The average and minimum fracture forces (1368 ± 302 N and 940 N, respectively) for Au–Pt ceramometal crowns were substantially greater than the maximal molar region biting force of 847 N for men and 597 N for women. We assumed that the interface conditions between the crown to abutment and implant analog provided fully intimate contact for the tested models. However, a completely passive interfacial fit does not usually occur in real clinical situations, and the screw designs and rough surfaces of dental implants are dissimilar to the abutment used in our model. These variables for a real dental implant may affect the efficiency of an occlusal load transfer to the surrounding bone, and may cause stress concentration in the occlusal table or at the connection of the abutment and dental implant. Testing models have their limitations because the biomechanical properties and nonlinear behavior of biological tissues in a real oral cavity cannot be predicted precisely. In the laboratory, the use of a single-cycle load-to-failure and mouth-motion fatigue tests with simplified geometries will provide limited data for guiding the development of PFM systems. However, the fracture surface and interface analyses conducted in this study are still vital for successful ceramometal restoration. We conclude that mechanical interlocking27, 31, 32, 33 contributes to the interface strength from the rough morphologies seen at the alloy–porcelain boundaries (Figures S4 in the supplementary material online and Figure 5, Figure 9, main text). Based on the results from EDX analysis and the observation that the fractural pathway remained mostly within the opaque porcelain layer, it is suggested that an adhesive bonding force between the alloy and ceramic is greater than the ceramic cohesive forces. Only In2O3 and Au were found on the alloy side of the interface, suggesting that In2O3 contributes to the interface bond strength. The results from this study are consistent with the findings of other studies.5, 11 Accumulation of easily oxidized elements at ceramic–metal interfaces has been reported in several studies to improve the adherence of porcelain to alloys of noble metals.12, 13, 14, 15, 18, 19, 20 Such data are generally found to support the chemical bonding mechanisms.
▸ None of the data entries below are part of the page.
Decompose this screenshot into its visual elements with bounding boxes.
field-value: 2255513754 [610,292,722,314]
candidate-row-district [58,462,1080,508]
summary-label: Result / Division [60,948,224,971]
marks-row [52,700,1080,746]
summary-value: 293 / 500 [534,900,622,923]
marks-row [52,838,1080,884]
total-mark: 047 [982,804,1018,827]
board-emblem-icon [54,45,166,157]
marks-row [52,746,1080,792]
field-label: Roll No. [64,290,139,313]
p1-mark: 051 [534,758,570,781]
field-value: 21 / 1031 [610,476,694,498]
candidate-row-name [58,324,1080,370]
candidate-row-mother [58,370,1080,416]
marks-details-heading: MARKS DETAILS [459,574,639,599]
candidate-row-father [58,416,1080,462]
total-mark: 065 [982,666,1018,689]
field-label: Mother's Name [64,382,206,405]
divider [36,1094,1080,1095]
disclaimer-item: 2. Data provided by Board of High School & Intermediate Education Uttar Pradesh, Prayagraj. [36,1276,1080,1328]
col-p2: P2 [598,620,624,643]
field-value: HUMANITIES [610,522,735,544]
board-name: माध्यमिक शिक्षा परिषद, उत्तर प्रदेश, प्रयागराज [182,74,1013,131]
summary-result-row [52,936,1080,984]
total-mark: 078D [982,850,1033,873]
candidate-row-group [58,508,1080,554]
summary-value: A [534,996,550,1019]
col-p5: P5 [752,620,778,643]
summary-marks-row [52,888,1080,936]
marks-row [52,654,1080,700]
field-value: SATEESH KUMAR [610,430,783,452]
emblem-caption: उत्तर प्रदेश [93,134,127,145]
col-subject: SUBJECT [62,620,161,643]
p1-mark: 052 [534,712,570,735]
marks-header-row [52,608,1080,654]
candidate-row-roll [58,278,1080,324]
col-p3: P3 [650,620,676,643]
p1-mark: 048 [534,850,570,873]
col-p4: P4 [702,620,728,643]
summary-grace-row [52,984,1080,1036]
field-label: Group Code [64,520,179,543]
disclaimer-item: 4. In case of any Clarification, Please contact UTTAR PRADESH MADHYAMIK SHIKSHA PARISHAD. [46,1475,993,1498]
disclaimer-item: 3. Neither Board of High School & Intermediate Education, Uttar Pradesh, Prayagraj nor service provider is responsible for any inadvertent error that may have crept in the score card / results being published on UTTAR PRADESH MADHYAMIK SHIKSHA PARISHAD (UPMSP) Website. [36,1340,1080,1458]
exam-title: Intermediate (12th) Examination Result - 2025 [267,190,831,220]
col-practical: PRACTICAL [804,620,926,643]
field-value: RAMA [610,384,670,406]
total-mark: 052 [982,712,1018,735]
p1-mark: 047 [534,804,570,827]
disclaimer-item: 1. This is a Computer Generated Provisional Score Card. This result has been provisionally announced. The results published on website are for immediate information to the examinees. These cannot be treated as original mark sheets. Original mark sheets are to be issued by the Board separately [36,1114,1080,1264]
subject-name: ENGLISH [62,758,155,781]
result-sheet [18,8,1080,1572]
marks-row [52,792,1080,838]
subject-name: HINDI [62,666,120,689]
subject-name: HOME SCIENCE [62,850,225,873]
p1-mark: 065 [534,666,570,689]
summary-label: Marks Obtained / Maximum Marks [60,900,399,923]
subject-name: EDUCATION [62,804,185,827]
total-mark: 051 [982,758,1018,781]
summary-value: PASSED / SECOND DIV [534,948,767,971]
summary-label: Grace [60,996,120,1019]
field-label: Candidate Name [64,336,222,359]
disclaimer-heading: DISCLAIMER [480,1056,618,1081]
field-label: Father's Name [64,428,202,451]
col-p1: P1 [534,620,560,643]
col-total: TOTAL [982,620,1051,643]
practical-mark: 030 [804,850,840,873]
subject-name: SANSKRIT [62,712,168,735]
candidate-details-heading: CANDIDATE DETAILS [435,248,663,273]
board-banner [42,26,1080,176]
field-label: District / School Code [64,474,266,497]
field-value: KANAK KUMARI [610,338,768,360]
In conclusion, In2O3 was found along the metal–ceramic interface from the results of XPS, EDX, and EPMA analysis. The presence of this oxide at the boundary promotes metal–ceramic adhesion, and this resulted in initially cohesive failure in the ceramic layer. In2O3 is suggested to be beneficial for high fracture resistance of Au–Pt crown, which had the second highest fracture force in a previous fractural study of implant-supported crowns.

Conflicts of interest

The authors have no conflicts of interest relevant to this article.